Baca Juga: Sumber Energi Sukses Makmur menyerahkan dana riset PhotoVoltaic ke ITB Salah satu sumber EBT yang menjadi sorotan Arifin untuk bisa dikonversi sebagai listrik adalah bioenergi. Sumber energi tersebut memiliki potensi 32,6 Giga Watt (GW), akan tetapi baru terealisasi sebesar 5,8% atau 1.895,7 Mega Watt (MW). Menurutnya, salah satu keberhasilan pengembangan bioenergi adalah dengan diresmikannya pabrik katalis merah putih di Bandung beberapa waktu lalu. Pabrik tersebut merupakan pabrik katalis nasional pertama di Indonesia yang dikembangkan sejak tahun 1982 oleh ilmuwan Institut Teknologi Bandung. Pabrik tersebut diharapkan mampu memenuhi kebutuhan industri pengilangan minyak, kimia dan petrokimia, serta industri energi. "Bioenergi sangat penting ke depan, terutama nanti kalau minyak habis, gas sedikit. Bioenergi ini adalah salah satu andalan kita. Kita jangan berpikir sekarang, tapi ke depan pada saat minyak mahal, kita akan memanfaatkan bioresources ini," kata Arifin. Jenis sumber EBT lain yang punya potensi besar namun belum teroptimalkan secara baik adalah panas bumi (23,9 GW), bayu atau angin (60,6 GW), Hidro atau air (75 GW), surya (207,8 GW) dan samudera. "Samudera, ocean resources kita punya potensi hampir 18 GW tapi masih 0%, belum termanfaatkan," ungkap Arifin. Saat ini, Kementerian ESDM tengah melakukan juga tengah mengembangkan pilot project alias uji coba energi samudera di beberapa lokasi untuk menghitung keekonomian proyek listrik dari energi laut ini. "Ada beberapa lokasi kita lakukan uji coba. Kita lakukan uji coba, pilot dulu, untuk bisa meningkat kalau sudah bisa menghitung keekonomiannya," ungkap Arifin.
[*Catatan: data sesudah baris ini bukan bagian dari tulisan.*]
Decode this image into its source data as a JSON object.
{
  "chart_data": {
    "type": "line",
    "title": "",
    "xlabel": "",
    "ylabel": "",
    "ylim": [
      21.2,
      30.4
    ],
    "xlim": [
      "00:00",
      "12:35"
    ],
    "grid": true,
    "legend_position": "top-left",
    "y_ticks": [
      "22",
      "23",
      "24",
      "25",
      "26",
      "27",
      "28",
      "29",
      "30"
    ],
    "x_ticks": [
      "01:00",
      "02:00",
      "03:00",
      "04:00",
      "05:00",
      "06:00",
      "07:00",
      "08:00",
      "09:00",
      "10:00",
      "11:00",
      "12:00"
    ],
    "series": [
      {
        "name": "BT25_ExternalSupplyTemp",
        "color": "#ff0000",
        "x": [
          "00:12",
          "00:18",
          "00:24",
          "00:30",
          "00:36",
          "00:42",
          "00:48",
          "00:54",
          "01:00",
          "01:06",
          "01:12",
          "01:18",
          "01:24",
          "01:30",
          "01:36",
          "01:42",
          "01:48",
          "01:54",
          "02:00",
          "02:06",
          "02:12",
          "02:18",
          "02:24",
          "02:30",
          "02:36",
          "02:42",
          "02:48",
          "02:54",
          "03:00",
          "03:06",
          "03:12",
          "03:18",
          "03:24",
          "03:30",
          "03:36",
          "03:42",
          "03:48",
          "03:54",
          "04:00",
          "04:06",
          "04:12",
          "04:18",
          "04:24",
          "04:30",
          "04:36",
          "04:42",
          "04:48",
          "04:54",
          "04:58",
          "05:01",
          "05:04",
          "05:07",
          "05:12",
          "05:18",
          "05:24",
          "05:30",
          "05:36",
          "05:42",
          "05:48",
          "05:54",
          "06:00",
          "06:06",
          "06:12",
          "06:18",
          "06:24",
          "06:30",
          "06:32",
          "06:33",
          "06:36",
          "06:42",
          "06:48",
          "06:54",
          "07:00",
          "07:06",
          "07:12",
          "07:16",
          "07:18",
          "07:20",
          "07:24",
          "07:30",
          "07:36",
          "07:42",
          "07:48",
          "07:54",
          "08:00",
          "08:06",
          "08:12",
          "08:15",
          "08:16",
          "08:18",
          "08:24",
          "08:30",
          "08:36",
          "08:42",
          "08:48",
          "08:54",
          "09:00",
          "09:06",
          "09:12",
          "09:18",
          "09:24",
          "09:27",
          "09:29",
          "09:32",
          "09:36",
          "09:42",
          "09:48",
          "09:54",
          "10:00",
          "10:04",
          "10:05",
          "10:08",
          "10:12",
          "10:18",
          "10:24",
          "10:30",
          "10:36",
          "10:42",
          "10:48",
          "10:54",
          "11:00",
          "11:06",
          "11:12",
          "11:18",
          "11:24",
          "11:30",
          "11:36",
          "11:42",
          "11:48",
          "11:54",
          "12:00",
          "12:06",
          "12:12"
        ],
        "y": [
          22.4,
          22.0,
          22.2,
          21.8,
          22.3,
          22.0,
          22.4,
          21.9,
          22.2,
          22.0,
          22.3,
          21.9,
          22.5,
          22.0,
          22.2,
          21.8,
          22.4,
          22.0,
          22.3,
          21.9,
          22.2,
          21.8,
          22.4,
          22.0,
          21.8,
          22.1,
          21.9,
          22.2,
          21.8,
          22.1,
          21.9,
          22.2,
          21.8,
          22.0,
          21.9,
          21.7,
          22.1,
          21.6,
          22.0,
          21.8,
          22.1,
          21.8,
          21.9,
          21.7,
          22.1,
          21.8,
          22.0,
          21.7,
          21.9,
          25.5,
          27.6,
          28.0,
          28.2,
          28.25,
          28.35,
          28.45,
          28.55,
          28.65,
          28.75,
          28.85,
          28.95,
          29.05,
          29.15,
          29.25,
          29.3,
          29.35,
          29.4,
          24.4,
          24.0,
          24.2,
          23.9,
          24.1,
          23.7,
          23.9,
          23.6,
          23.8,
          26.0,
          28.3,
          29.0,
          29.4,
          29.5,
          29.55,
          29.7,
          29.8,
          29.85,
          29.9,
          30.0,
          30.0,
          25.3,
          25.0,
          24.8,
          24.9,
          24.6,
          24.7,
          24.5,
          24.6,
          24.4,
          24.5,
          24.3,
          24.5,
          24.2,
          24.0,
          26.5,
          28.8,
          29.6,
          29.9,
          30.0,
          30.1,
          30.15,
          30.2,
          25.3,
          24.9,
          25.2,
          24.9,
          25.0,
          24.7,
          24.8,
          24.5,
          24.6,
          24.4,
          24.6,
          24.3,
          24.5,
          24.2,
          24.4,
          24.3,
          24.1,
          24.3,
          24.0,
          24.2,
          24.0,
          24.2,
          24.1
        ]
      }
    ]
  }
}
Dalam paparan Arifin, ada dua teknologi yang sedang dikaji dan diuji coba untuk memanfaatkan energi samudera menjadi listrik. Pertama, teknologi gelombang laut. Penggunaan teknologi ini melalui Oscillating Water Column (OWC) berpeluang ditempatkan di perairan selatan Enggano. Sedangkan teknologi gelombang laut menggunakan heaving device berpotensi di wilayah Mentawai. Kedua, teknologi energi panas laut atau Ocean Thermal Energy Conversion (OTEC) di perairan Bali Utara. Balitbang ESDM pun sudah melakukan feasibilty study (FS).
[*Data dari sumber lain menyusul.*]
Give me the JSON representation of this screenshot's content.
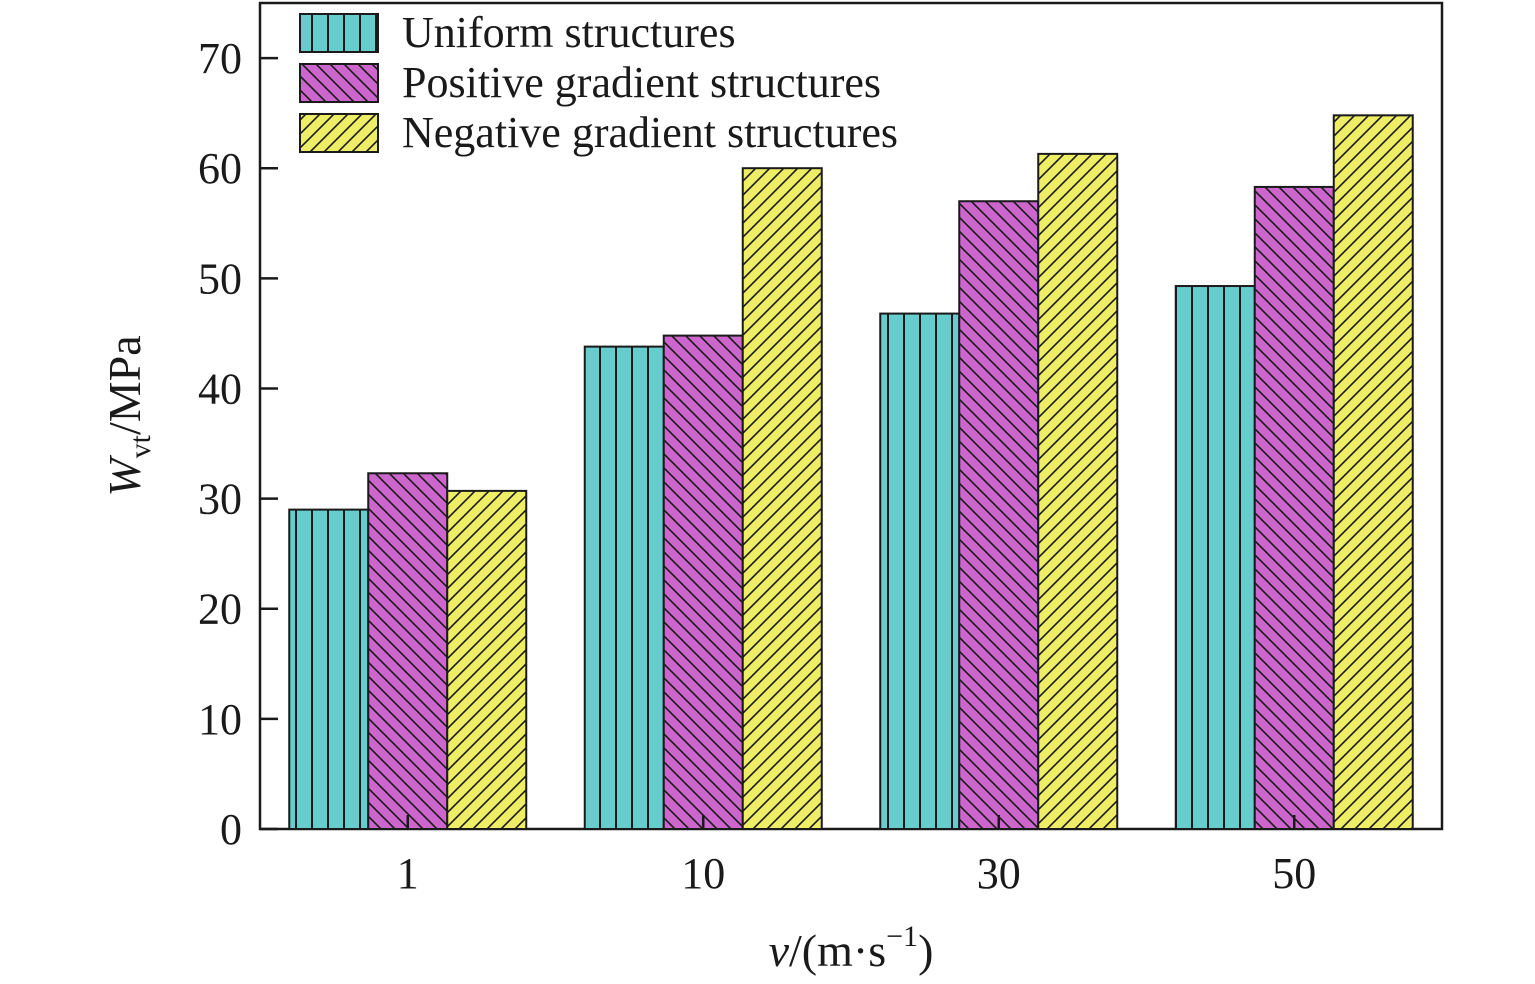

Baca Juga: Pengembangan EBT masih minim, begini strategi PLN capai target FS tersebut dilakukan pada teknologi arus laut di Selat Alas antara Pulau Lombok dan Pulau Sumbawa. Juga dilakukan di Selat Sape (antara Pulau Sumbawa dan Pulau Komodo), dan Selat Pantar (antara Pulau Pantar dan Pulau Alor).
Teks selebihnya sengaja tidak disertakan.